Revising The Dream —

 

I perceive a glimmer of light breaking through the dark clouds of the current recession. Might radical changes in both personal and public priorities revamp The American Dream and new values transform societies everywhere? The prudence of the depression generation was succeeded by the unsustainable expectations of societies addicted to consumerism. Never paid off credit card balances accumulated at outrageous interest rates. Futures were mortgaged in anticipation of ever rising values of ever larger homes. In a grossly under regulated, short term oriented market deceptively packaged derivatives wrought global havoc.

But polls show Generation X on a different wavelength and Generation Y on alert. With unemployment soaring security concerns gain ascendancy over promotion, social net worth over financial net worth, family and friends over conspicuous consumption. As pensions erode there is a sense that one must provide one’s own safety net. More prudent personal planning is augmented by new perspectives on the public / private sector balance. Obama’s priorities stress broader access to education and health care and a focus on green industries and infrastructure investments for the future. Vying for the ideological or religious right is shifting to convergence on the center. On the same day veteran Republican Senator Arlen Specter defected to the Democratic party Kansas Governor Kathleen Sebelius was confirmed as Secretary of Health and Human Services over anti-abortionist’s protests. Endorsement of same sex unions is spreading.

Different criteria are steering career choices. Which industries are recession resistant? Is training for a trade in demand better than a general university degree? With Climate Change denial vanquished once and for all new jobs beckon there. The EPA’s labeling greenhouse gases a health hazard to be regulatedis spurring Congress to move quickly on this file. New energy sources and new emissions and efficiency standards foster new opportunities, new industries. Proximity to work in more modest housing is seen as right sizing, not down sizing. For others, an inter-generational shared home, the norm of a bygone era, is coming back. Enhanced public transit emulates a long established European ethos. Obscene corporate sector bonuses, executive private jetting and gas guzzling vehicles have become anathema to corporate images. Protecting the privileges of middle income highly unionized sectors is seen as less justifiedthan a more realistic minimum wage for the poorest. America is moving toward a balance long since achieved elsewhere.
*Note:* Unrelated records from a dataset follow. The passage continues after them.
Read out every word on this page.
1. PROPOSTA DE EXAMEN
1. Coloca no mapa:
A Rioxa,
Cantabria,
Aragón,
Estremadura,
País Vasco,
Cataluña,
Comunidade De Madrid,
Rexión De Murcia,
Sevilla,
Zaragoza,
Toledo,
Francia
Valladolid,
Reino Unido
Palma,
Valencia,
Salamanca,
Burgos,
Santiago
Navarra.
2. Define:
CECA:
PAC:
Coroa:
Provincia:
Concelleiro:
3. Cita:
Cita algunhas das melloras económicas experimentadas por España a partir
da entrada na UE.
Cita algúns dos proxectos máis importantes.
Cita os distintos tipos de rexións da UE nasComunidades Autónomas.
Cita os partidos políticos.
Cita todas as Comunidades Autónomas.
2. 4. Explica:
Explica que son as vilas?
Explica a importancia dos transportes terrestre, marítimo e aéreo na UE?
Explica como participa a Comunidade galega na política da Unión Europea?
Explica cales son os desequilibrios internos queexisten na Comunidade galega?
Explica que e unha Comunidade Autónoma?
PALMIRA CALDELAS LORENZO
And America is awakening to that world beyond its borders. On the world stage Obama is welcomed for a genuine engagement and dialogue after the unilateral arrogance of former times. With candor he apologizes for specific past American policies including the role that America played in causing the current economic crisis. This new perspective will help counter parochial cries for protectionism in a now irretrievably global economy where all are producers, all are consumers. The global economic drag of reduced consumerism here and outsourcing of traditional jobs can be more than offset by (a) a switch to high tech future jobs in the First World and (b) overdue modest increases in consumerism in emerging economies where billions can be lifted out of poverty. A new American ethos at home can play a major role in shaping a New World Dream.